# Thread: Another Vector Parametric Problem

1. ## Another Vector Parametric Problem

How do I find equations of the planes for two similar yet different problems such as:

Find an equation of the plane through the point and parallel to the given plane:

(-5, 9, -4)
x + y + z + 4 = 0

and

Find an equation of the plane that contains the line and parallel to the given plane

x = 2 + 2t, y = t, z = 6 - t
2x + 4y + 8z = 17

2. For the first one, you must find the normal vector of the plane.

Observe that $\displaystyle x+y+z+4=0\Rightarrow (x,y,z+4)\cdot (1,1,1)=0\Rightarrow \left((x,y,z)+(0,0,4)\right)\cdot(1,1,1)=0$. So the plane looked for is $\displaystyle ((x,y,z)+(-5,9,-4))\cdot(1,1,1)=0\Rightarrow x+y+z=0$.

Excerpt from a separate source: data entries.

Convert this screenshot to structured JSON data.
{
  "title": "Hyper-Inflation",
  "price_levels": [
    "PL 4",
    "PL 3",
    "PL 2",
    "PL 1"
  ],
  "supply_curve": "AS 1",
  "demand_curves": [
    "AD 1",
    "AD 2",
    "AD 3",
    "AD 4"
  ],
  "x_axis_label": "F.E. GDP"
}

For the second one, observe that the line can be written as $\displaystyle \displaystyle\frac{x-2}{2}=\frac{y}{1}=\frac{z+6}{-1}$ so the directional vector is $\displaystyle (2,1,-1)$. From Linear Algebra, you know that the plane given belongs to $\displaystyle (17/2,0,0)+<(-2,1,0),(-4,0,1)>$. Also, observe that $\displaystyle (2,1,-1)=(-2,1,0)-(-4,0,1)$ what means the directional vector can be contained in a parallel plane to the given one. Finally, if you choose a positional vector (so the line can really be contained and not just be parallel to it) you get $\displaystyle \Pi: \ (-2,0,6)+<(-2,1,0),(-4,0,1)>$.